Commanding a vast historiography of slavery and emancipation, Aline Helg reveals as never before how significant numbers of enslaved Africans across the entire Western Hemisphere managed to free themselves hundreds of years before the formation of white-run abolitionist movements. Her sweeping view of resistance and struggle covers more than three centuries, from early colonization to the American and Haitian revolutions, Spanish American independence, and abolition in the British Caribbean. Helg not only underscores the agency of those who managed to become ""free people of color"" before abolitionism took hold but also assesses in detail the specific strategies they created and utilized.
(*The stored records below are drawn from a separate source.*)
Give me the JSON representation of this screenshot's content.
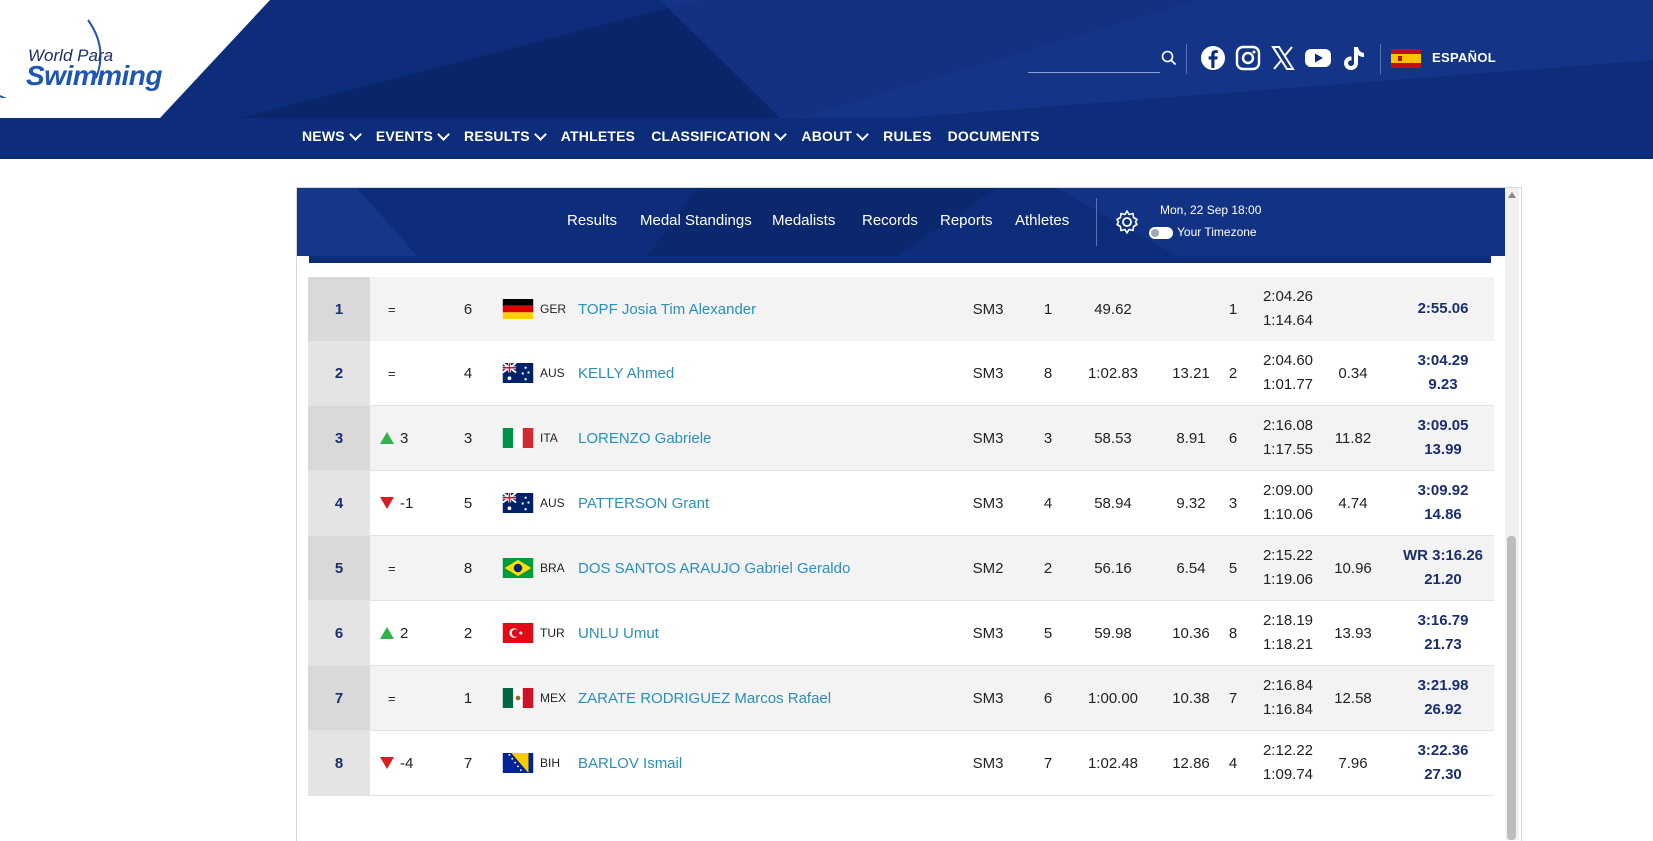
{
  "brand": {
    "line1": "World Para",
    "line2": "Swimming"
  },
  "header": {
    "search_placeholder": "",
    "social_icons": [
      "facebook-icon",
      "instagram-icon",
      "x-icon",
      "youtube-icon",
      "tiktok-icon"
    ],
    "language": "ESPAÑOL",
    "colors": {
      "navy": "#0d2d7a",
      "accent": "#1e56b0",
      "link": "#2b8fbd"
    }
  },
  "main_nav": [
    {
      "label": "NEWS",
      "dropdown": true
    },
    {
      "label": "EVENTS",
      "dropdown": true
    },
    {
      "label": "RESULTS",
      "dropdown": true
    },
    {
      "label": "ATHLETES",
      "dropdown": false
    },
    {
      "label": "CLASSIFICATION",
      "dropdown": true
    },
    {
      "label": "ABOUT",
      "dropdown": true
    },
    {
      "label": "RULES",
      "dropdown": false
    },
    {
      "label": "DOCUMENTS",
      "dropdown": false
    }
  ],
  "sub_nav": {
    "tabs": [
      "Results",
      "Medal Standings",
      "Medalists",
      "Records",
      "Reports",
      "Athletes"
    ],
    "datetime": "Mon, 22 Sep 18:00",
    "timezone_label": "Your Timezone"
  },
  "results": [
    {
      "rank": "1",
      "change_dir": "eq",
      "change": "=",
      "lane": "6",
      "noc": "GER",
      "name": "TOPF Josia Tim Alexander",
      "class": "SM3",
      "rank1": "1",
      "time1": "49.62",
      "diff1": "",
      "rank2": "1",
      "time2a": "2:04.26",
      "time2b": "1:14.64",
      "diff2": "",
      "final": "2:55.06",
      "final_diff": ""
    },
    {
      "rank": "2",
      "change_dir": "eq",
      "change": "=",
      "lane": "4",
      "noc": "AUS",
      "name": "KELLY Ahmed",
      "class": "SM3",
      "rank1": "8",
      "time1": "1:02.83",
      "diff1": "13.21",
      "rank2": "2",
      "time2a": "2:04.60",
      "time2b": "1:01.77",
      "diff2": "0.34",
      "final": "3:04.29",
      "final_diff": "9.23"
    },
    {
      "rank": "3",
      "change_dir": "up",
      "change": "3",
      "lane": "3",
      "noc": "ITA",
      "name": "LORENZO Gabriele",
      "class": "SM3",
      "rank1": "3",
      "time1": "58.53",
      "diff1": "8.91",
      "rank2": "6",
      "time2a": "2:16.08",
      "time2b": "1:17.55",
      "diff2": "11.82",
      "final": "3:09.05",
      "final_diff": "13.99"
    },
    {
      "rank": "4",
      "change_dir": "down",
      "change": "-1",
      "lane": "5",
      "noc": "AUS",
      "name": "PATTERSON Grant",
      "class": "SM3",
      "rank1": "4",
      "time1": "58.94",
      "diff1": "9.32",
      "rank2": "3",
      "time2a": "2:09.00",
      "time2b": "1:10.06",
      "diff2": "4.74",
      "final": "3:09.92",
      "final_diff": "14.86"
    },
    {
      "rank": "5",
      "change_dir": "eq",
      "change": "=",
      "lane": "8",
      "noc": "BRA",
      "name": "DOS SANTOS ARAUJO Gabriel Geraldo",
      "class": "SM2",
      "rank1": "2",
      "time1": "56.16",
      "diff1": "6.54",
      "rank2": "5",
      "time2a": "2:15.22",
      "time2b": "1:19.06",
      "diff2": "10.96",
      "final": "WR 3:16.26",
      "final_diff": "21.20"
    },
    {
      "rank": "6",
      "change_dir": "up",
      "change": "2",
      "lane": "2",
      "noc": "TUR",
      "name": "UNLU Umut",
      "class": "SM3",
      "rank1": "5",
      "time1": "59.98",
      "diff1": "10.36",
      "rank2": "8",
      "time2a": "2:18.19",
      "time2b": "1:18.21",
      "diff2": "13.93",
      "final": "3:16.79",
      "final_diff": "21.73"
    },
    {
      "rank": "7",
      "change_dir": "eq",
      "change": "=",
      "lane": "1",
      "noc": "MEX",
      "name": "ZARATE RODRIGUEZ Marcos Rafael",
      "class": "SM3",
      "rank1": "6",
      "time1": "1:00.00",
      "diff1": "10.38",
      "rank2": "7",
      "time2a": "2:16.84",
      "time2b": "1:16.84",
      "diff2": "12.58",
      "final": "3:21.98",
      "final_diff": "26.92"
    },
    {
      "rank": "8",
      "change_dir": "down",
      "change": "-4",
      "lane": "7",
      "noc": "BIH",
      "name": "BARLOV Ismail",
      "class": "SM3",
      "rank1": "7",
      "time1": "1:02.48",
      "diff1": "12.86",
      "rank2": "4",
      "time2a": "2:12.22",
      "time2b": "1:09.74",
      "diff2": "7.96",
      "final": "3:22.36",
      "final_diff": "27.30"
    }
  ]
}
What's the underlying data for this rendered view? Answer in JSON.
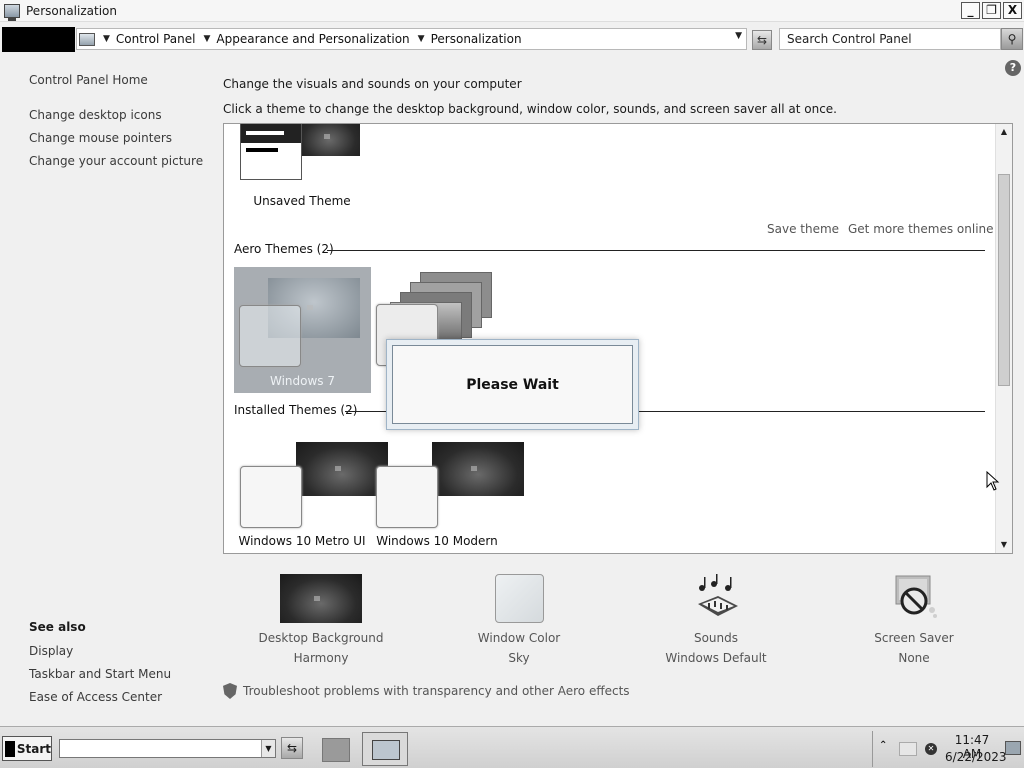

While recognizing the powerful forces supporting slavery, Helg articulates four primary liberation strategies: flight and marronage; manumission by legal document; military service, for men, in exchange for promised emancipation; and revolt-along with a willingness to exploit any weakness in the domination system. Helg looks at such actions at both individual and community levels and in the context of national and international political movements. Bringing together the broad currents of liberal abolitionism with an original analysis of forms of manumission and marronage, Slave No More deepens our understanding of how enslaved men, women, and even children contributed to the slow demise of slavery.